En aquel tiempo, muchos discípulos de Jesús, al oírlo, dijeron: -«Este modo de hablar es duro, ¿quién puede hacerle caso?» Adivinando Jesús que sus discípulos lo criticaban, les dijo: – «¿Esto os hace vacilar?, ¿y si vierais al Hijo del hombre subir a donde estaba antes? El Espíritu es quien da vida; la carne no sirve de nada. Las palabras que os he dicho son espíritu y vida. Y con todo, algunos de vosotros no creen.» Pues Jesús sabía desde el principio quiénes no creían y quién lo iba a entregar. Y dijo: – «Por eso os he dicho que nadie puede venir a mí, si el Padre no se lo concede.» Desde entonces, muchos discípulos suyos se echaron atrás y no volvieron a ir con él. Entonces Jesús les dijo a los Doce: – «¿También vosotros queréis marcharos?» Simón Pedro le contestó: – «Señor, ¿a quién vamos a acudir? Tú tienes palabras de vida eterna; nosotros creemos y sabemos que tú eres el Santo consagrado por Dios»(San Juan 6, 60-69).
COMENTARIO
Este pasaje del evangelio de hoy es inmediatamente posterior a aquél en que Jesús, en la Sinagoga de Cafarnaúm, dice que el alimento que él dará es mejor que el maná, y asegura que va a darles a comer su propia carne. “En verdad os digo: si no coméis la carne del hijo del hombre y no bebéis su sangre no tenéis vida en vosotros”

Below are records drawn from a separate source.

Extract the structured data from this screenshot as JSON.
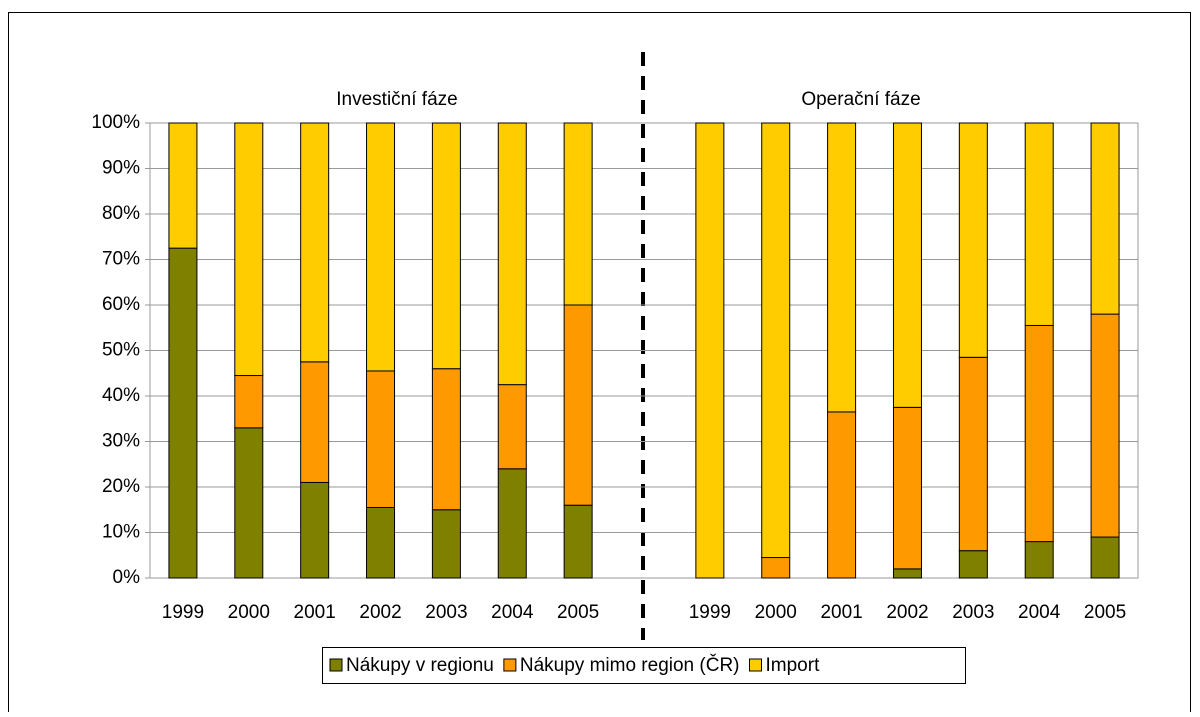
{
  "chart_data": {
    "type": "bar",
    "stacked": true,
    "annotations": [
      "Investiční fáze",
      "Operační fáze"
    ],
    "categories": [
      "1999",
      "2000",
      "2001",
      "2002",
      "2003",
      "2004",
      "2005",
      null,
      "1999",
      "2000",
      "2001",
      "2002",
      "2003",
      "2004",
      "2005"
    ],
    "series": [
      {
        "name": "Nákupy v regionu",
        "color": "#808000",
        "values": [
          72.5,
          33,
          21,
          15.5,
          15,
          24,
          16,
          null,
          0,
          0,
          0,
          2,
          6,
          8,
          9
        ]
      },
      {
        "name": "Nákupy mimo region (ČR)",
        "color": "#ff9900",
        "values": [
          0,
          11.5,
          26.5,
          30,
          31,
          18.5,
          44,
          null,
          0,
          4.5,
          36.5,
          35.5,
          42.5,
          47.5,
          49
        ]
      },
      {
        "name": "Import",
        "color": "#ffcc00",
        "values": [
          27.5,
          55.5,
          52.5,
          54.5,
          54,
          57.5,
          40,
          null,
          100,
          95.5,
          63.5,
          62.5,
          51.5,
          44.5,
          42
        ]
      }
    ],
    "ylim": [
      0,
      100
    ],
    "yticks": [
      {
        "value": 0,
        "label": "0%"
      },
      {
        "value": 10,
        "label": "10%"
      },
      {
        "value": 20,
        "label": "20%"
      },
      {
        "value": 30,
        "label": "30%"
      },
      {
        "value": 40,
        "label": "40%"
      },
      {
        "value": 50,
        "label": "50%"
      },
      {
        "value": 60,
        "label": "60%"
      },
      {
        "value": 70,
        "label": "70%"
      },
      {
        "value": 80,
        "label": "80%"
      },
      {
        "value": 90,
        "label": "90%"
      },
      {
        "value": 100,
        "label": "100%"
      }
    ],
    "grid": true,
    "legend": "bottom"
  }
}
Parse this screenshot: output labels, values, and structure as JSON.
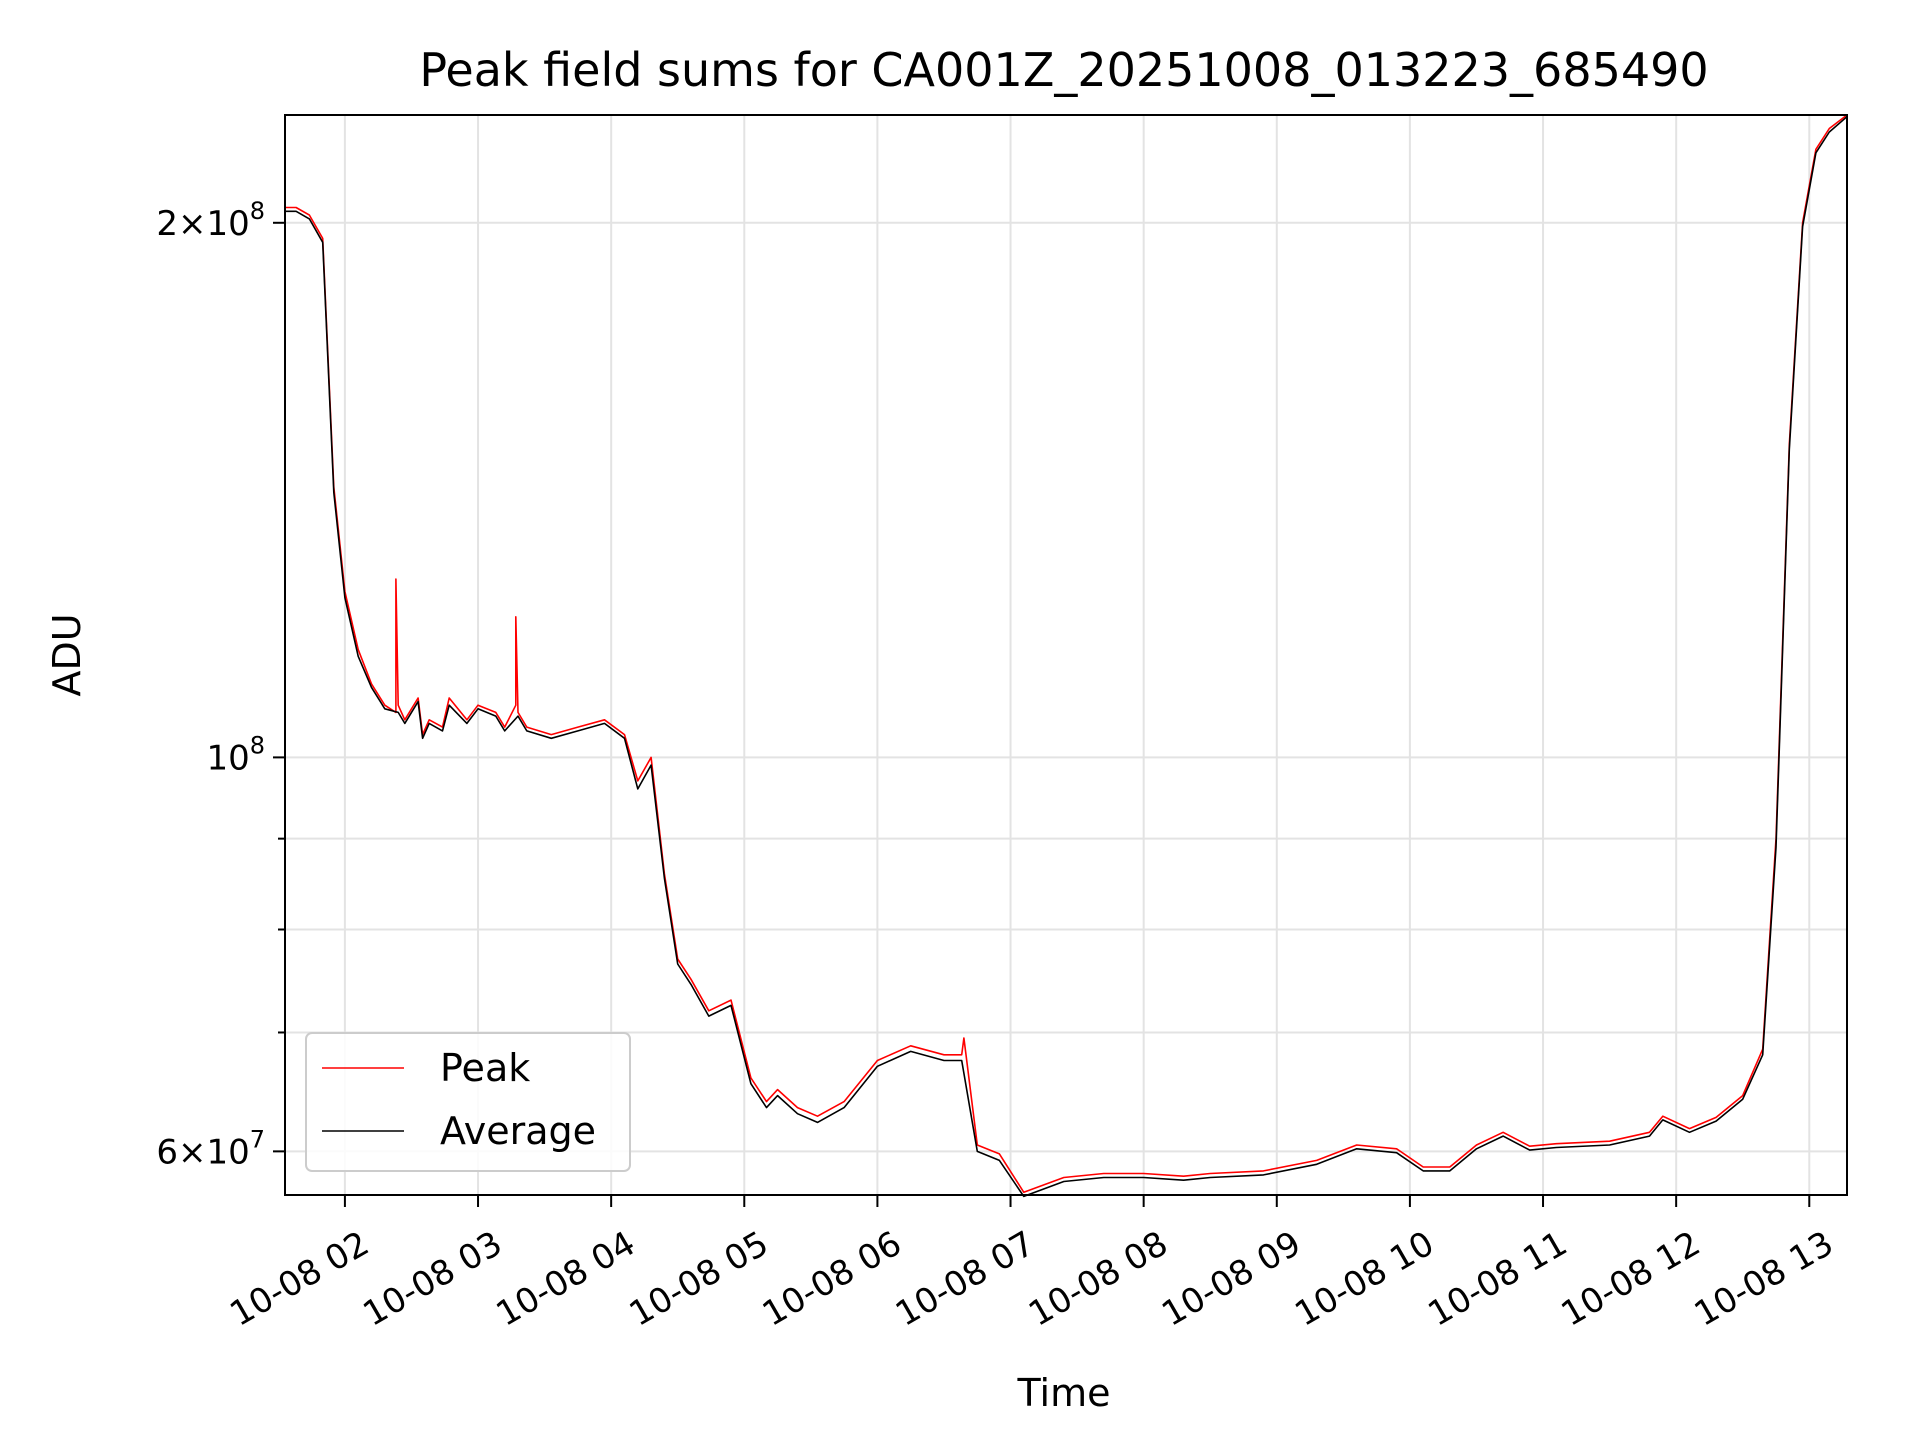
{
  "chart_data": {
    "type": "line",
    "title": "Peak field sums for CA001Z_20251008_013223_685490",
    "xlabel": "Time",
    "ylabel": "ADU",
    "x_unit": "date-hour",
    "xlim": [
      "10-08 01:33",
      "10-08 13:17"
    ],
    "ylim": [
      56700000,
      230000000
    ],
    "yscale": "log",
    "x_ticks": [
      "10-08 02",
      "10-08 03",
      "10-08 04",
      "10-08 05",
      "10-08 06",
      "10-08 07",
      "10-08 08",
      "10-08 09",
      "10-08 10",
      "10-08 11",
      "10-08 12",
      "10-08 13"
    ],
    "y_ticks": [
      {
        "value": 60000000,
        "mantissa": "6",
        "exponent": "7"
      },
      {
        "value": 100000000,
        "mantissa": "",
        "exponent": "8"
      },
      {
        "value": 200000000,
        "mantissa": "2",
        "exponent": "8"
      }
    ],
    "y_minor_ticks": [
      70000000,
      80000000,
      90000000
    ],
    "grid": true,
    "legend_position": "lower-left",
    "series": [
      {
        "name": "Peak",
        "color": "#ff0000",
        "x": [
          "10-08 01:33",
          "10-08 01:38",
          "10-08 01:44",
          "10-08 01:50",
          "10-08 01:55",
          "10-08 02:00",
          "10-08 02:06",
          "10-08 02:12",
          "10-08 02:18",
          "10-08 02:23",
          "10-08 02:23",
          "10-08 02:24",
          "10-08 02:27",
          "10-08 02:33",
          "10-08 02:35",
          "10-08 02:38",
          "10-08 02:44",
          "10-08 02:47",
          "10-08 02:55",
          "10-08 03:00",
          "10-08 03:08",
          "10-08 03:12",
          "10-08 03:17",
          "10-08 03:17",
          "10-08 03:18",
          "10-08 03:22",
          "10-08 03:33",
          "10-08 03:45",
          "10-08 03:57",
          "10-08 04:06",
          "10-08 04:12",
          "10-08 04:18",
          "10-08 04:24",
          "10-08 04:30",
          "10-08 04:36",
          "10-08 04:44",
          "10-08 04:54",
          "10-08 05:03",
          "10-08 05:10",
          "10-08 05:15",
          "10-08 05:24",
          "10-08 05:33",
          "10-08 05:45",
          "10-08 06:00",
          "10-08 06:15",
          "10-08 06:30",
          "10-08 06:38",
          "10-08 06:39",
          "10-08 06:45",
          "10-08 06:55",
          "10-08 07:06",
          "10-08 07:24",
          "10-08 07:42",
          "10-08 08:00",
          "10-08 08:18",
          "10-08 08:30",
          "10-08 08:54",
          "10-08 09:18",
          "10-08 09:36",
          "10-08 09:54",
          "10-08 10:06",
          "10-08 10:18",
          "10-08 10:30",
          "10-08 10:42",
          "10-08 10:54",
          "10-08 11:06",
          "10-08 11:30",
          "10-08 11:48",
          "10-08 11:54",
          "10-08 12:06",
          "10-08 12:18",
          "10-08 12:30",
          "10-08 12:39",
          "10-08 12:45",
          "10-08 12:51",
          "10-08 12:57",
          "10-08 13:03",
          "10-08 13:09",
          "10-08 13:17"
        ],
        "values": [
          204000000,
          204000000,
          202000000,
          196000000,
          142000000,
          124000000,
          115000000,
          110000000,
          107000000,
          106000000,
          126000000,
          107000000,
          105000000,
          108000000,
          103000000,
          105000000,
          104000000,
          108000000,
          105000000,
          107000000,
          106000000,
          104000000,
          107000000,
          120000000,
          106000000,
          104000000,
          103000000,
          104000000,
          105000000,
          103000000,
          97000000,
          100000000,
          86000000,
          77000000,
          75000000,
          72000000,
          73000000,
          66000000,
          64000000,
          65000000,
          63500000,
          62800000,
          64000000,
          67500000,
          68800000,
          68000000,
          68000000,
          69500000,
          60500000,
          59800000,
          56900000,
          58000000,
          58300000,
          58300000,
          58100000,
          58300000,
          58500000,
          59300000,
          60500000,
          60200000,
          58800000,
          58800000,
          60500000,
          61500000,
          60400000,
          60600000,
          60800000,
          61500000,
          62800000,
          61800000,
          62700000,
          64500000,
          68500000,
          90000000,
          150000000,
          200000000,
          220000000,
          226000000,
          230000000
        ]
      },
      {
        "name": "Average",
        "color": "#000000",
        "x": [
          "10-08 01:33",
          "10-08 01:38",
          "10-08 01:44",
          "10-08 01:50",
          "10-08 01:55",
          "10-08 02:00",
          "10-08 02:06",
          "10-08 02:12",
          "10-08 02:18",
          "10-08 02:24",
          "10-08 02:27",
          "10-08 02:33",
          "10-08 02:35",
          "10-08 02:38",
          "10-08 02:44",
          "10-08 02:47",
          "10-08 02:55",
          "10-08 03:00",
          "10-08 03:08",
          "10-08 03:12",
          "10-08 03:18",
          "10-08 03:22",
          "10-08 03:33",
          "10-08 03:45",
          "10-08 03:57",
          "10-08 04:06",
          "10-08 04:12",
          "10-08 04:18",
          "10-08 04:24",
          "10-08 04:30",
          "10-08 04:36",
          "10-08 04:44",
          "10-08 04:54",
          "10-08 05:03",
          "10-08 05:10",
          "10-08 05:15",
          "10-08 05:24",
          "10-08 05:33",
          "10-08 05:45",
          "10-08 06:00",
          "10-08 06:15",
          "10-08 06:30",
          "10-08 06:38",
          "10-08 06:45",
          "10-08 06:55",
          "10-08 07:06",
          "10-08 07:24",
          "10-08 07:42",
          "10-08 08:00",
          "10-08 08:18",
          "10-08 08:30",
          "10-08 08:54",
          "10-08 09:18",
          "10-08 09:36",
          "10-08 09:54",
          "10-08 10:06",
          "10-08 10:18",
          "10-08 10:30",
          "10-08 10:42",
          "10-08 10:54",
          "10-08 11:06",
          "10-08 11:30",
          "10-08 11:48",
          "10-08 11:54",
          "10-08 12:06",
          "10-08 12:18",
          "10-08 12:30",
          "10-08 12:39",
          "10-08 12:45",
          "10-08 12:51",
          "10-08 12:57",
          "10-08 13:03",
          "10-08 13:09",
          "10-08 13:17"
        ],
        "values": [
          203000000,
          203000000,
          201000000,
          195000000,
          141000000,
          123000000,
          114000000,
          109500000,
          106500000,
          106000000,
          104500000,
          107500000,
          102500000,
          104500000,
          103500000,
          107000000,
          104500000,
          106500000,
          105500000,
          103500000,
          105500000,
          103500000,
          102500000,
          103500000,
          104500000,
          102500000,
          96000000,
          99000000,
          85500000,
          76500000,
          74500000,
          71500000,
          72500000,
          65500000,
          63500000,
          64500000,
          63000000,
          62300000,
          63500000,
          67000000,
          68300000,
          67500000,
          67500000,
          60000000,
          59300000,
          56600000,
          57700000,
          58000000,
          58000000,
          57800000,
          58000000,
          58200000,
          59000000,
          60200000,
          59900000,
          58500000,
          58500000,
          60200000,
          61200000,
          60100000,
          60300000,
          60500000,
          61200000,
          62500000,
          61500000,
          62400000,
          64200000,
          68000000,
          89000000,
          149000000,
          199000000,
          219000000,
          225000000,
          229500000
        ]
      }
    ]
  }
}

El largo párrafo del evangelio de Juan, que consta de 10 versículos del 49 al 59, nos presenta la tensa discusión de Jesús con los presentes, y culmina con: “Yo soy el pan vivo bajado del cielo, el que come de este pan vivirá para siempre.” Los judíos, se dice en este contexto, discutían entre sí horrorizados: ¿”Cómo puede este darnos a comer su carne?
Nos dice Juan, que muchos de sus seguidores le abandonan. Verdaderamente pongámonos en su caso: ¿Quién de nosotros aceptaría como normal esto?; otros de sus discípulos estaban en la duda y Jesús quiere dejarles entrever su divinidad; que se den cuenta de que todo lo que él haga va a ser distinto y maravilloso, como verle ascender al cielo, y volver a donde estaba antes, porque él viene de Dios. “Es el espíritu quien da vida; la carne no sirve de nada.” Es una nueva declaración, como otras veces, de que él es el Mesías, pero después de tanto tiempo, ansiosos en espera, cuando llega no son capaces de reconocerlo. La culpa fue de esa imagen de libertador político, que contaminó y deformó el mensaje de los profetas del antiguo testamento.
Reconocemos algo parecido en lo que nos pasa a los cristianos ya de cierta edad que hemos recibido una imagen de Dios algo deformada por los criterios de lo que debe ser alguien con suma autoridad: padre, pero temible; justo, pero castigador; bondadoso, pero lejano y ha quedado difuminada la gran cualidad de Dios, como insiste en su nuevo documento “Gaudete et exultate” el papa Francisco: la misericordia. Dios es justo por su misericordia, bueno por su misericordia, santo por su misericordia; porque Dios es amor y no puede actuar contra su propia esencia.
Nos interesa especialmente ver cómo las cosas se aclaran con la fe. La confesión de Pedro: “Tú tienes palabras de vida eterna” nos enseña a ver las aparentes incongruencias de nuestras creencias cristianas, no explicables por la razón, con los ojos de la fe sostenidos por la gracia. Las palabras de vida eterna de Jesús aseguran y dan credibilidad a su mensaje aún, cuando parece que la razón lo rechaza. Y los apóstoles confirman su seguimiento y su confianza en Jesús.
Hay en este pasaje evangélico hay una frase muy inquietante: “Nadie puede venir a mí si el padre no se lo concede”. Esta frase confirma lo que se nos ha dicho tantas veces: la fe es un don de Dios. Pero ¿no quiere Dios que todos vayamos a él? ¿No nos creó con ese impulso de “boomerang,” que vuelve a donde ha sido lanzado? ¿Por qué Dios no concede la fe a algunas personas y en cambio fuerza a otras a creer con hechos extraordinarios? ¿Cómo puede dejar a hijos amados en la oscuridad? No puedo comprenderlo. Sé de personas buenas que declaran que no pueden creer, no tienen agresividad contra el cristianismo, pero son incapaces de creer. Quizá Dios quiere que sea nuestra repetida e incesante oración por ellos, la que mueva el corazón de ese padre, que Jesús nos describió como infinitamente misericordioso.